Eliza frowned. “No…” He’d cleaned up. The cheating bastard had removed the evidence of their fight, evidence that might have been important had she been actually missing. The bastard had only thought of his own ass. The weight of Steve’s lies became too heavy for her to carry. “They should’ve been in the bathtub.”
“The bathtub?” Detective Griffin smiled, his face an invitation to spill all. He could keep a secret. Who would he tell?
“I took them down and soaked them in hot water and wine.” She swallowed the laugh that bubbled in her throat.
“After the argument.”
“Yes.” There was no argument. Just her yelling and locking herself in the bedroom with a bottle of wine. Tearing down his suits, jumping on them as the water flowed, staining them with the red wine and cursing him. Cursing everyone. Cursing herself for being so stupid.
“That’s an expensive way to fight.” Griffin nodded as if he understood her life perfectly.
“We don’t usually fight.” I usually give in.
There were several breaths of silence. She could take off the burden if she told the truth. She could tell Griffin everything. Her eyes flicked to his partially concealed gun. Cuffs would lurk not far behind. How would the metal feel around her wrists?

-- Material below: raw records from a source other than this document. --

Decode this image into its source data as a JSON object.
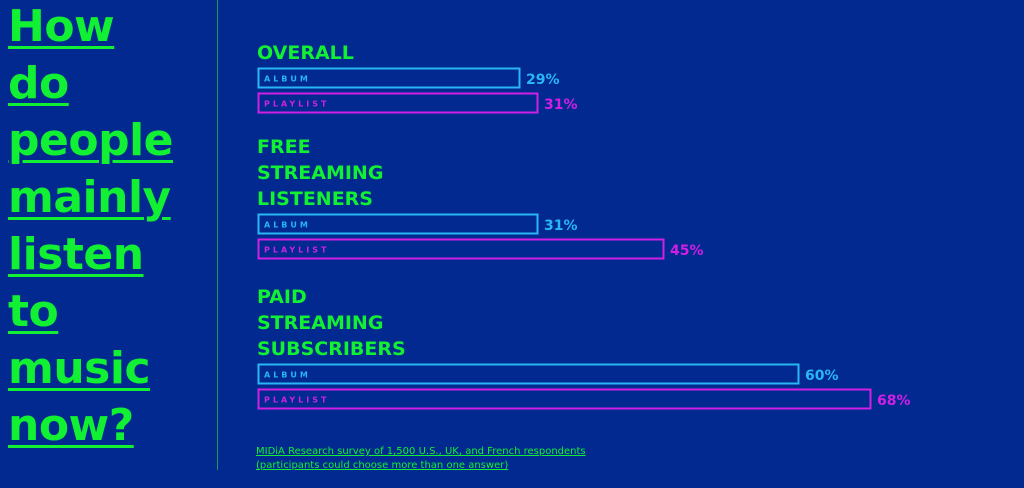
{
  "title_words": [
    "How",
    "do",
    "people",
    "mainly",
    "listen",
    "to",
    "music",
    "now?"
  ],
  "source": {
    "line1": "MIDiA Research survey of 1,500 U.S., UK, and French respondents",
    "line2": "(participants could choose more than one answer)"
  },
  "colors": {
    "background": "#01298f",
    "green": "#11f032",
    "album": "#29b6f6",
    "playlist": "#d21fe6"
  },
  "chart_data": {
    "type": "bar",
    "orientation": "horizontal",
    "categories": [
      "OVERALL",
      "FREE STREAMING LISTENERS",
      "PAID STREAMING SUBSCRIBERS"
    ],
    "category_lines": [
      [
        "OVERALL"
      ],
      [
        "FREE",
        "STREAMING",
        "LISTENERS"
      ],
      [
        "PAID",
        "STREAMING",
        "SUBSCRIBERS"
      ]
    ],
    "series": [
      {
        "name": "ALBUM",
        "values": [
          29,
          31,
          60
        ]
      },
      {
        "name": "PLAYLIST",
        "values": [
          31,
          45,
          68
        ]
      }
    ],
    "value_suffix": "%",
    "xlim": [
      0,
      100
    ],
    "grid": false,
    "legend": "none",
    "title": "",
    "xlabel": "",
    "ylabel": ""
  }
}
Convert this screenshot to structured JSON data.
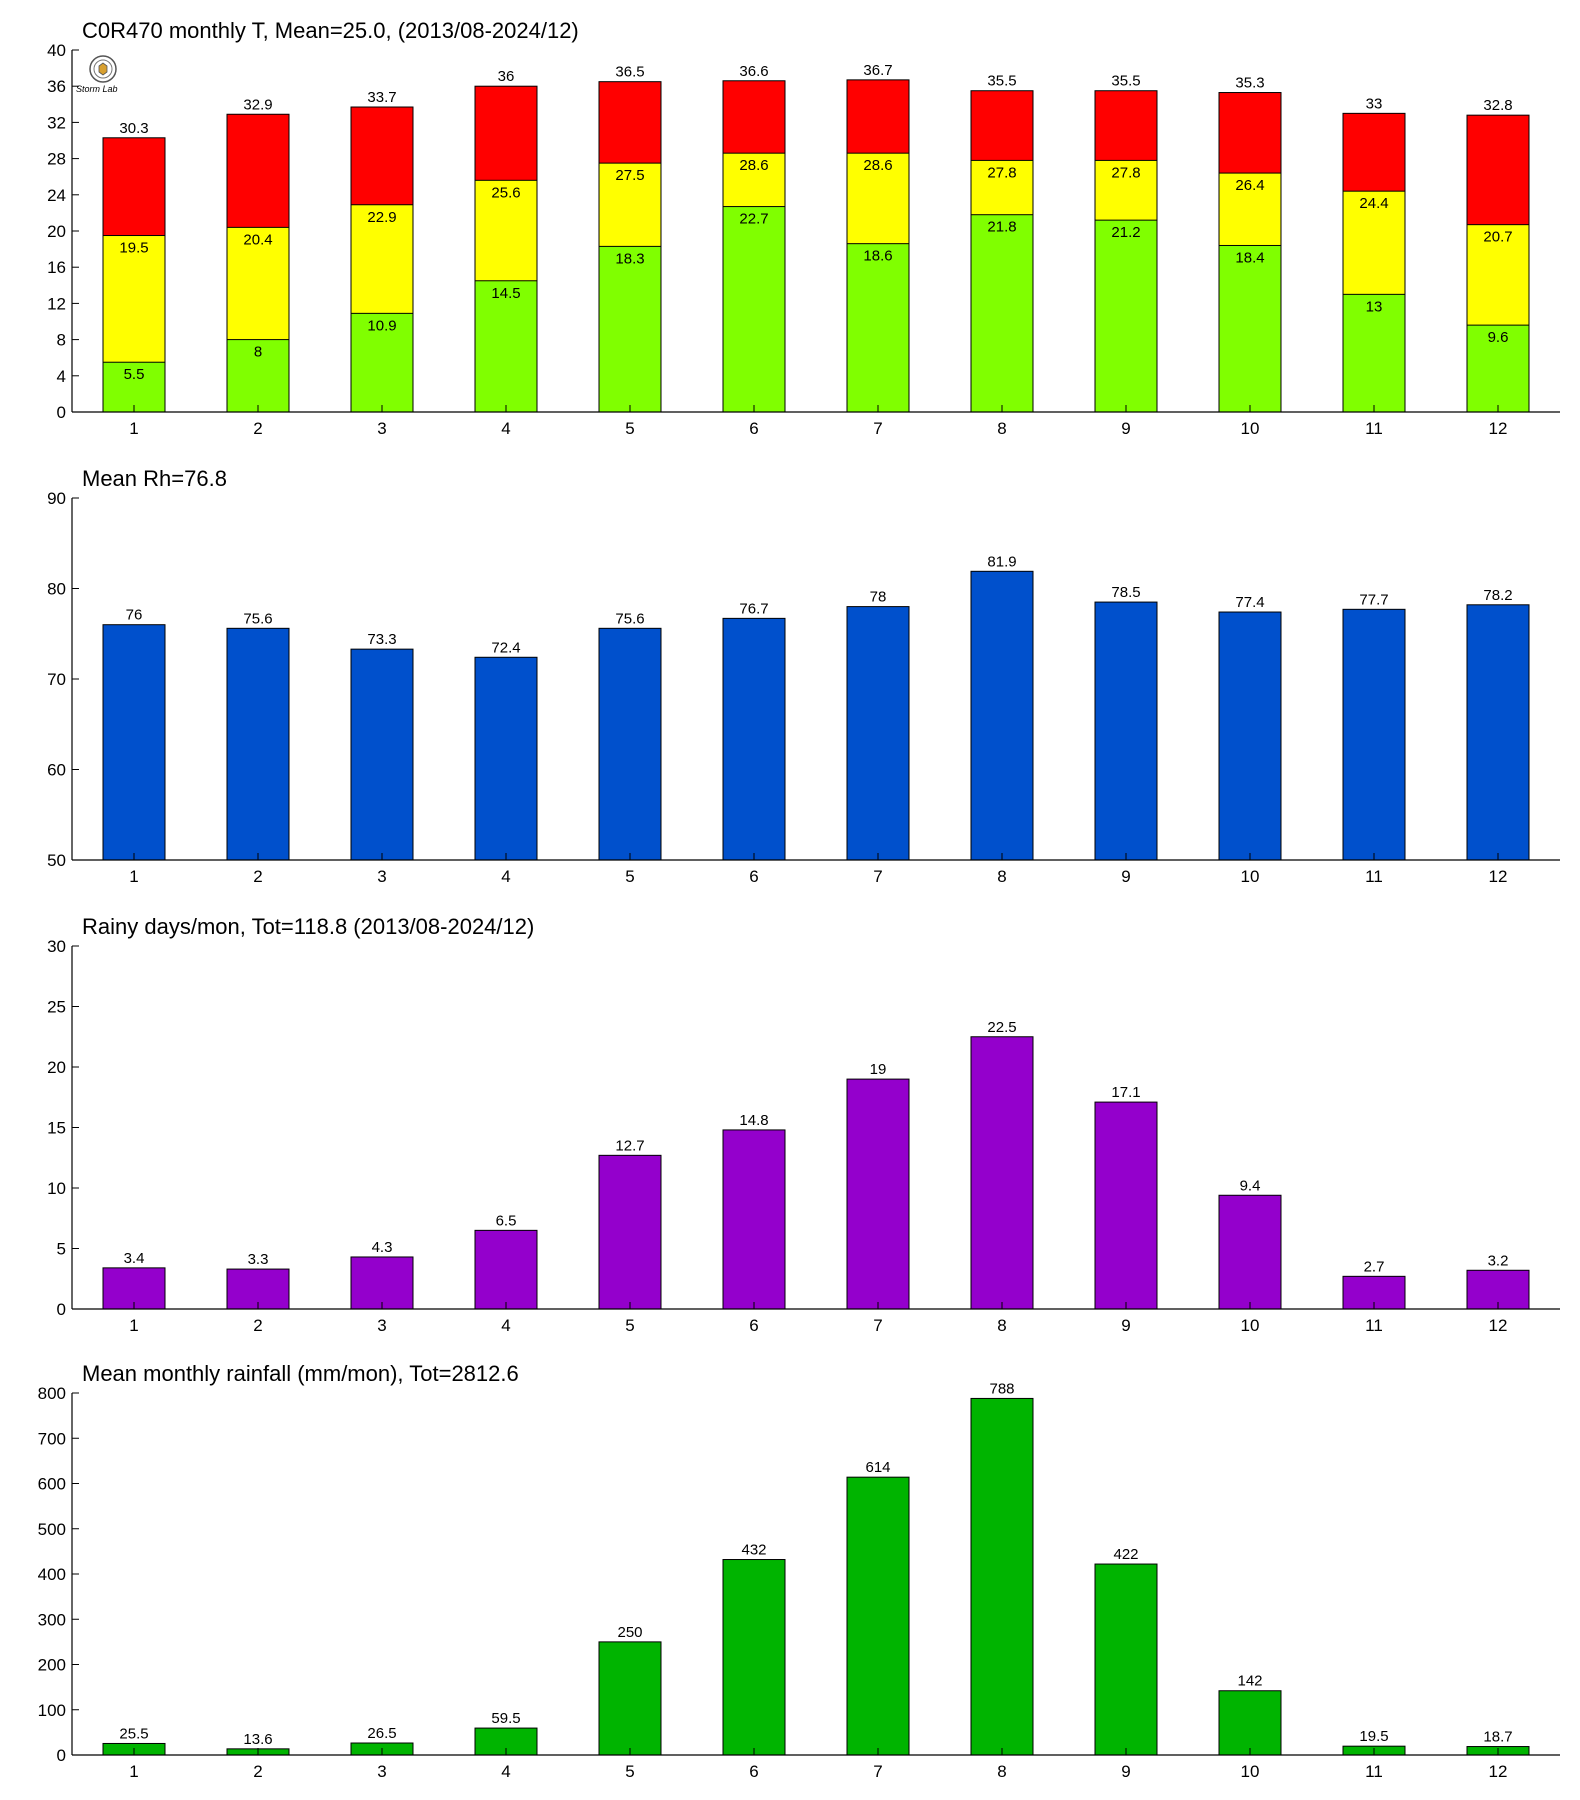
{
  "colors": {
    "t_min": "#80ff00",
    "t_mean": "#ffff00",
    "t_max": "#ff0000",
    "rh": "#0050cc",
    "rainy_days": "#9400cc",
    "rainfall": "#00b400"
  },
  "logo": {
    "icon": "station-seal-logo",
    "text": "Storm Lab"
  },
  "chart_data": [
    {
      "type": "bar",
      "stacked_overlay": true,
      "title": "C0R470 monthly T, Mean=25.0, (2013/08-2024/12)",
      "categories": [
        "1",
        "2",
        "3",
        "4",
        "5",
        "6",
        "7",
        "8",
        "9",
        "10",
        "11",
        "12"
      ],
      "series": [
        {
          "values": [
            30.3,
            32.9,
            33.7,
            36,
            36.5,
            36.6,
            36.7,
            35.5,
            35.5,
            35.3,
            33,
            32.8
          ]
        },
        {
          "values": [
            19.5,
            20.4,
            22.9,
            25.6,
            27.5,
            28.6,
            28.6,
            27.8,
            27.8,
            26.4,
            24.4,
            20.7
          ]
        },
        {
          "values": [
            5.5,
            8,
            10.9,
            14.5,
            18.3,
            22.7,
            18.6,
            21.8,
            21.2,
            18.4,
            13,
            9.6
          ]
        }
      ],
      "ylim": [
        0,
        40
      ],
      "yticks": [
        "0",
        "4",
        "8",
        "12",
        "16",
        "20",
        "24",
        "28",
        "32",
        "36",
        "40"
      ]
    },
    {
      "type": "bar",
      "title": "Mean Rh=76.8",
      "categories": [
        "1",
        "2",
        "3",
        "4",
        "5",
        "6",
        "7",
        "8",
        "9",
        "10",
        "11",
        "12"
      ],
      "values": [
        76,
        75.6,
        73.3,
        72.4,
        75.6,
        76.7,
        78,
        81.9,
        78.5,
        77.4,
        77.7,
        78.2
      ],
      "ylim": [
        50,
        90
      ],
      "yticks": [
        "50",
        "60",
        "70",
        "80",
        "90"
      ]
    },
    {
      "type": "bar",
      "title": "Rainy days/mon, Tot=118.8 (2013/08-2024/12)",
      "categories": [
        "1",
        "2",
        "3",
        "4",
        "5",
        "6",
        "7",
        "8",
        "9",
        "10",
        "11",
        "12"
      ],
      "values": [
        3.4,
        3.3,
        4.3,
        6.5,
        12.7,
        14.8,
        19,
        22.5,
        17.1,
        9.4,
        2.7,
        3.2
      ],
      "ylim": [
        0,
        30
      ],
      "yticks": [
        "0",
        "5",
        "10",
        "15",
        "20",
        "25",
        "30"
      ]
    },
    {
      "type": "bar",
      "title": "Mean monthly rainfall (mm/mon), Tot=2812.6",
      "categories": [
        "1",
        "2",
        "3",
        "4",
        "5",
        "6",
        "7",
        "8",
        "9",
        "10",
        "11",
        "12"
      ],
      "values": [
        25.5,
        13.6,
        26.5,
        59.5,
        250,
        432,
        614,
        788,
        422,
        142,
        19.5,
        18.7
      ],
      "ylim": [
        0,
        800
      ],
      "yticks": [
        "0",
        "100",
        "200",
        "300",
        "400",
        "500",
        "600",
        "700",
        "800"
      ]
    }
  ]
}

Gooseflesh rose on her arms. Steve was right that she wouldn’t survive in jail, and she wouldn’t ruin her family’s good name for Steve.
“When can I go home?” She’d inherited the Coulter family residence after her father’s death. While it was home, it had never felt like it was hers.
“The doctor said you can leave today. Your house is still being processed. Have you got somewhere else to stay?”
Eliza’s eyebrows pulled together. She wanted to get
out, get some real clothes, and sleep in her bed. “I’m no longer missing.”
“You have no recollection of where you were for seventy-two hours.” Disbelief flashed in Griffin’s eyes before being hidden behind the warm mask of concern.
She knew that look. She may never have finished her law degree, but he was keeping something from her. Something that made him doubt her amnesia. Had Roan left something behind?
“Is there a problem, Detective?”
“Why did you argue?”
Steve wanted payback. Well here it was with interest. Let the police make up their own minds about him. “I caught him cheating.”
“He said you overreacted, that you had been drinking heavily. Do you normally drink?”
Eliza forced a breath out between her teeth. Her fingers twisted the bedsheets. “I was drinking because I caught him screwing some skank in my house.”
Griffin nodded, his face showing nothing. “Where do you keep your handbag?”
“Was it stolen?” Spending a day canceling cards and replacing her keys, phone, and purse was not what she wanted to do.
“No. Where did you leave your handbag?”
“In the bedroom.”
“You didn’t leave it in the cloakroom by accident on Saturday night?”
No personal belongings ever went in the cloakroom. Raincoats, umbrellas, sun hats, never her handbag. “No, that’s generally for guests.”
“Your bag was in the cloakroom. The suits haven’t been found. Do you know why Mr. Slade would move things before the police arrived?”
Because he didn’t want them looking into his affairs. The police might find the documents she’d signed, and maybe more. Something that she’d missed in her hunt for the paperwork and a way out.
The words that would reveal the fraud rested on the tip of her tongue, but before she spoke they twisted and reformed. “I don’t know.”